Brooklyn Quadraceratops started life as a batch of our "prehistoric" quadrupel-style ale called Quadraceratops. Having paid homage to a traditional Belgian beer style, we decided to juice it up further with another excellent historic drink: old-school Caribbean rum. And by old-school, we mean full of sugar cane, funk, and earth, the way rum tasted centuries ago. Luckily, a handful of distillers still hold fast to the old ways.

Months in Trinidadian rum barrels and a victory lap in American bourbon barrels rendered the beer deeply funky like the rums of old, with flavors of tobacco, volcanic soil, and molasses. The first sip might raise your eyebrows, but like some other funktastic foods and drinks, Quintaceratops rewards the intrepid drinker with a wild ride.

Profile

ABV: 
10.9%
Hops: 
Perle, Aurora, East Kent Golding
Malts: 
British Pale, Abbey, Belgian Special B
Judges Review 
Josh Weikert's picture
Judges Rating:
75
Aroma:
18 / 24
Appearance:
6 / 6
Flavor:
30 / 40
Mouthfeel:
7 / 10
Overall Impression:
14 / 20

I have no doubt that there were good intentions and sound reasoning behind this beer, and it may find an audience, but I doubt it will work for most people. An overabundance of liquor-like aromas and flavors - and the unavoidable ash-like phenolics - were just a bridge too far for me.

This beer is beautiful - there's no doubt about that. It pours a gorgeous mahogany with a thick tan head and is quite clear. The aromatics, though, give the first warning sign: This beer smells like straight-up rum.

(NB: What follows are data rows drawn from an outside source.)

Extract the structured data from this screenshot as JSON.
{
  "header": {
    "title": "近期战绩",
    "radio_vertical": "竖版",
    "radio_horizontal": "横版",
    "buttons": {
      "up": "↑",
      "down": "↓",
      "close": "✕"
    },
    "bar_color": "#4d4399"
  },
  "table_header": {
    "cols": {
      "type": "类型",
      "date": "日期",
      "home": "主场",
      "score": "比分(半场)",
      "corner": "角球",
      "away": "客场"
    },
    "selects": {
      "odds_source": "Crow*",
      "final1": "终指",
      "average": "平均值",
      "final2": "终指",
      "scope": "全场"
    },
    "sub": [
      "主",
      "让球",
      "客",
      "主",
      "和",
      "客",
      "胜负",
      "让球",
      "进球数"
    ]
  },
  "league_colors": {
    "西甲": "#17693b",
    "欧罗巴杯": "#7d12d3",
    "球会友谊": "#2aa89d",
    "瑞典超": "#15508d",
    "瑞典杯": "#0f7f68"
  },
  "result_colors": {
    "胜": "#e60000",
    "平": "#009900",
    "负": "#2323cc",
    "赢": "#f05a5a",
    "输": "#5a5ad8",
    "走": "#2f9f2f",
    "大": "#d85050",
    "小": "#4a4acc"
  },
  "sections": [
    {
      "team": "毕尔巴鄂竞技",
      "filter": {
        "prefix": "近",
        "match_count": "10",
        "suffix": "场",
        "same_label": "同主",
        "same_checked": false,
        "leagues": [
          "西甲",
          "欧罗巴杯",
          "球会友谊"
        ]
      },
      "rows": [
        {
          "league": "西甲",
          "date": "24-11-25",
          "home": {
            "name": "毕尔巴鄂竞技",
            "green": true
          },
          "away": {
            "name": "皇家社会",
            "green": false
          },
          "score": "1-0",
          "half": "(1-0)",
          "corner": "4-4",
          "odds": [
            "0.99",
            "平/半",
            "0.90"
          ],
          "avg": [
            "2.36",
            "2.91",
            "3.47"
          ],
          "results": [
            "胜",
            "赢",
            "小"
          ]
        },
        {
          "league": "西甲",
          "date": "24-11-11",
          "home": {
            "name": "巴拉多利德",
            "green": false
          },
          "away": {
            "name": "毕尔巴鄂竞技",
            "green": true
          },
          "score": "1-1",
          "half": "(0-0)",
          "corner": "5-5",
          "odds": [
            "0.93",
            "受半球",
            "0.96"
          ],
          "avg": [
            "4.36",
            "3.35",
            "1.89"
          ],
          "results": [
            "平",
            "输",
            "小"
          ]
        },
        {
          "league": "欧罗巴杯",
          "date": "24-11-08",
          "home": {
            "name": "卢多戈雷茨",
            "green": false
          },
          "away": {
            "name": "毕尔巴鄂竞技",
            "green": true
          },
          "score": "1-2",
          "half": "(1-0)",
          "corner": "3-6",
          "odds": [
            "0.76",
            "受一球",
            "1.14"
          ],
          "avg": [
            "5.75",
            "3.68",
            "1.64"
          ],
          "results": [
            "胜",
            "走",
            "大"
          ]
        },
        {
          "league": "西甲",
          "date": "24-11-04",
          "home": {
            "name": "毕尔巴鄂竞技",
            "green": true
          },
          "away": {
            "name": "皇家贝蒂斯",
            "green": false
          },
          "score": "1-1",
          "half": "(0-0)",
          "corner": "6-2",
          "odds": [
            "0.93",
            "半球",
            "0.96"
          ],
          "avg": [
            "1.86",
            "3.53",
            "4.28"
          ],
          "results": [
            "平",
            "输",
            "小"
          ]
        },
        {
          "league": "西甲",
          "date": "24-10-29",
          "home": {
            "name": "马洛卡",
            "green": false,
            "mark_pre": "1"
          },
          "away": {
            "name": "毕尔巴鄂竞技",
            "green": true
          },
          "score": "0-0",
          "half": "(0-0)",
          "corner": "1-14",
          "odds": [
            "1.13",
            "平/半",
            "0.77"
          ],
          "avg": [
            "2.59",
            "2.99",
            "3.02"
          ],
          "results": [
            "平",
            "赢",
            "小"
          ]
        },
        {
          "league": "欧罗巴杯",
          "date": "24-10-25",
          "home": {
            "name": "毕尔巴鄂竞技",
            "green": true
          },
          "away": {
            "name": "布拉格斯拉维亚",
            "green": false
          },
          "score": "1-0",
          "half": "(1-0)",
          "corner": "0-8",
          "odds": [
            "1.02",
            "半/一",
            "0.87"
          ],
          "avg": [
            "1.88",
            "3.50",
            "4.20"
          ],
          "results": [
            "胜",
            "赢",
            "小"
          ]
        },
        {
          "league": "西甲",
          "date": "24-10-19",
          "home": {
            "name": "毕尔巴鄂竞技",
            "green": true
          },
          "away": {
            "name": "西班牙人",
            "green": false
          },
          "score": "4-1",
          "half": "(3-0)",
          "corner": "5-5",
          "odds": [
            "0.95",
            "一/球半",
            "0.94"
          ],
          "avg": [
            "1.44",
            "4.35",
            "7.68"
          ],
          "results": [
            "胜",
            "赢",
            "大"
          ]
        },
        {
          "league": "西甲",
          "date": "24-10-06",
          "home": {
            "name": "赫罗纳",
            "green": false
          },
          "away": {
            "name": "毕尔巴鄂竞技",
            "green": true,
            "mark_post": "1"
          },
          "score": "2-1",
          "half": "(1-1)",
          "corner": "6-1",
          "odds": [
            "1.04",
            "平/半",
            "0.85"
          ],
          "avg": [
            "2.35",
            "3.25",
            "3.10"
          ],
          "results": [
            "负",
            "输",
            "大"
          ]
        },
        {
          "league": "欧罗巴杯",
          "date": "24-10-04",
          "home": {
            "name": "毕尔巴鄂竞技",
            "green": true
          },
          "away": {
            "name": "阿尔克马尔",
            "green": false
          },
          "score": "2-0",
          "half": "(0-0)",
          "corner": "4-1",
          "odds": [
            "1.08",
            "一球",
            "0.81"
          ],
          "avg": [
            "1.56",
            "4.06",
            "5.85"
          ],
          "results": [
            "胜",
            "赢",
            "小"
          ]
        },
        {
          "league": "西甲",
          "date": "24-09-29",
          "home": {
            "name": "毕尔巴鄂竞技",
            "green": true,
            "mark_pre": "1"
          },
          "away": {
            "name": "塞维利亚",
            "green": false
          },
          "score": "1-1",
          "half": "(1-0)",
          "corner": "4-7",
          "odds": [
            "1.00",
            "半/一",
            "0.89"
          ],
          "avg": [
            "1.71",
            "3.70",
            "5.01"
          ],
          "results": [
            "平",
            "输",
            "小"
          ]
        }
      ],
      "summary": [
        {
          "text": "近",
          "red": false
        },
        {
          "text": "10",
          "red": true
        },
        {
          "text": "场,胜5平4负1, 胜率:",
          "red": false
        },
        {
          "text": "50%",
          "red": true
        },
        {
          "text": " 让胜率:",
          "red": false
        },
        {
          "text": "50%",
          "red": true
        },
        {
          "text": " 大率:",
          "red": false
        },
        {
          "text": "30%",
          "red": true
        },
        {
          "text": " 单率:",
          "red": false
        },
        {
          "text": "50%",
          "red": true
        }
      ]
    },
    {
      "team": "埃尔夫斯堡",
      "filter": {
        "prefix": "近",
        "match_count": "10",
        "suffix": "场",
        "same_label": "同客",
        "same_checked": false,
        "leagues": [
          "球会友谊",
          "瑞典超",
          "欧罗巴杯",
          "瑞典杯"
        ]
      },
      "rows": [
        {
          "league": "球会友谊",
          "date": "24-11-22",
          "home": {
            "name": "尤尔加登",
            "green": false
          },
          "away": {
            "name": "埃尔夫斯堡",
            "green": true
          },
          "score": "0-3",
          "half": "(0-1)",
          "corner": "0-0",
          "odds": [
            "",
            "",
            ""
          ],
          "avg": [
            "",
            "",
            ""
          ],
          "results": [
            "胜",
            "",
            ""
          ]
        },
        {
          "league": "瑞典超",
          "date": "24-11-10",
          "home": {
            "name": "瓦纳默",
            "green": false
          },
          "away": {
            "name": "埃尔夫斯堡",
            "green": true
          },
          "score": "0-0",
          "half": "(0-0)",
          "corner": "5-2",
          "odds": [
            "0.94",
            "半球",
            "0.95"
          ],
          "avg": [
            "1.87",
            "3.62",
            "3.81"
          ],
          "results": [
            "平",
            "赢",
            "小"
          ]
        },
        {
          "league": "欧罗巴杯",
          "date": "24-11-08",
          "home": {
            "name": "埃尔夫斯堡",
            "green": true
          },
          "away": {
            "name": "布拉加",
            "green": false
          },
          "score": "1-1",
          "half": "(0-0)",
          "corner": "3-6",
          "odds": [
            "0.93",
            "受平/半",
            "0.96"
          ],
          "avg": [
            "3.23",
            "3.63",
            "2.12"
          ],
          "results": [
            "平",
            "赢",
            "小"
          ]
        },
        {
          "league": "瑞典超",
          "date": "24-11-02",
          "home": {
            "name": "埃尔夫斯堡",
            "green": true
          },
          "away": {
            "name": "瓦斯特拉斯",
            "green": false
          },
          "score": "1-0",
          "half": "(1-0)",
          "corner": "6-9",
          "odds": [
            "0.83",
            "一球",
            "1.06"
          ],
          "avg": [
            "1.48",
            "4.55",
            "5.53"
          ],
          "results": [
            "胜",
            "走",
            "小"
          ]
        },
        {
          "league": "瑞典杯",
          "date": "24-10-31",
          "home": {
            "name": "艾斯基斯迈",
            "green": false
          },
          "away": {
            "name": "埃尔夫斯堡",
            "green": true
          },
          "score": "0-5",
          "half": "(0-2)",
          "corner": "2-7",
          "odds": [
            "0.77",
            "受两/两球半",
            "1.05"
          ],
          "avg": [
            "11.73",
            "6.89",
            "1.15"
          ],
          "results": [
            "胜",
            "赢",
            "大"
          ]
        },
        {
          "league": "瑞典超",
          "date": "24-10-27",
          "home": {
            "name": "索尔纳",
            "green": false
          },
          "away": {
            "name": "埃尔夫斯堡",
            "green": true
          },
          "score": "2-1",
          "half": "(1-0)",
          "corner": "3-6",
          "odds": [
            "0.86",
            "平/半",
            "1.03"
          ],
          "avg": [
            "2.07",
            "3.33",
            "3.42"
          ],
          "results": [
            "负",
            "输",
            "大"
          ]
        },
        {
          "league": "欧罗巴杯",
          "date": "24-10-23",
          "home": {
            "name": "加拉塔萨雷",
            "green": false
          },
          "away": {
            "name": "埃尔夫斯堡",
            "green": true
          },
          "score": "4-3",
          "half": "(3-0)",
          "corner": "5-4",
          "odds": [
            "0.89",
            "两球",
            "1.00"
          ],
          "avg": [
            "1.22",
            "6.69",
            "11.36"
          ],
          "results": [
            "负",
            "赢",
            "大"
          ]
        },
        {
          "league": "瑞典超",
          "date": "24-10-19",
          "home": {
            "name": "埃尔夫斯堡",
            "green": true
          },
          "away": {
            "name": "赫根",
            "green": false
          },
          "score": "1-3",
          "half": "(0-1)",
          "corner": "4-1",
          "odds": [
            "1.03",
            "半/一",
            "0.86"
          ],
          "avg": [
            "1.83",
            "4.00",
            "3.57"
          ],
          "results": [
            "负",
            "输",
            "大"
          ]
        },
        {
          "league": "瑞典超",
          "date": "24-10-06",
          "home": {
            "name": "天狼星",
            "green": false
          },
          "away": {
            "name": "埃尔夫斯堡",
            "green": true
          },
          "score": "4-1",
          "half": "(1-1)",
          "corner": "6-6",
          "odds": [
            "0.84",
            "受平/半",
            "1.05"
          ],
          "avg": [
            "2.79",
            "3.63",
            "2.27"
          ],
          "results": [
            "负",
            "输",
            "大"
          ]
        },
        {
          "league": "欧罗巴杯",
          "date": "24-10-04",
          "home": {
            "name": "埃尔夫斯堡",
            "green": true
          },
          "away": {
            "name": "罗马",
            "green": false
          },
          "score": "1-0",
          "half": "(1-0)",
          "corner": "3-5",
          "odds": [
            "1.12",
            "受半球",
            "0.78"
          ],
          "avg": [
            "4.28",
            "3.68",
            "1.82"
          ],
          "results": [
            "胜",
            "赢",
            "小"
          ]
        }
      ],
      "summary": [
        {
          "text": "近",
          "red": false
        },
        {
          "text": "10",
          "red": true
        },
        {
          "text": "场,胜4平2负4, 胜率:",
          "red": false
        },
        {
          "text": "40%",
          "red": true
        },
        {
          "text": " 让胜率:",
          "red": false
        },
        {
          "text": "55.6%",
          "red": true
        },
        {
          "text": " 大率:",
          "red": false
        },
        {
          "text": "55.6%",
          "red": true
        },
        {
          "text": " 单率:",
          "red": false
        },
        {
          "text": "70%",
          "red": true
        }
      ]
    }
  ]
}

The alcohol impression is immediate and unavoidable, and other aromas are exposed only when the beer warms up. At that point, you get a hint of dark fruit and molasses, but they're still secondary (and maybe tertiary) after a double-hit of boozy alcohol.

The flavor is equally intense and adds substantial woody notes and a too-strong phenolic smokiness that was reminiscent of an ashtray. It's hard to detect the base beer under all of that, which is really saying something when the base is a Quadrupel. On top of all this, the body is viscous and syrupy with a harsh and tannic tightness that makes it tough to swallow.

As I noted at the top, this may well have an audience, but it hits some very questionable notes - and hits them hard enough to do damage.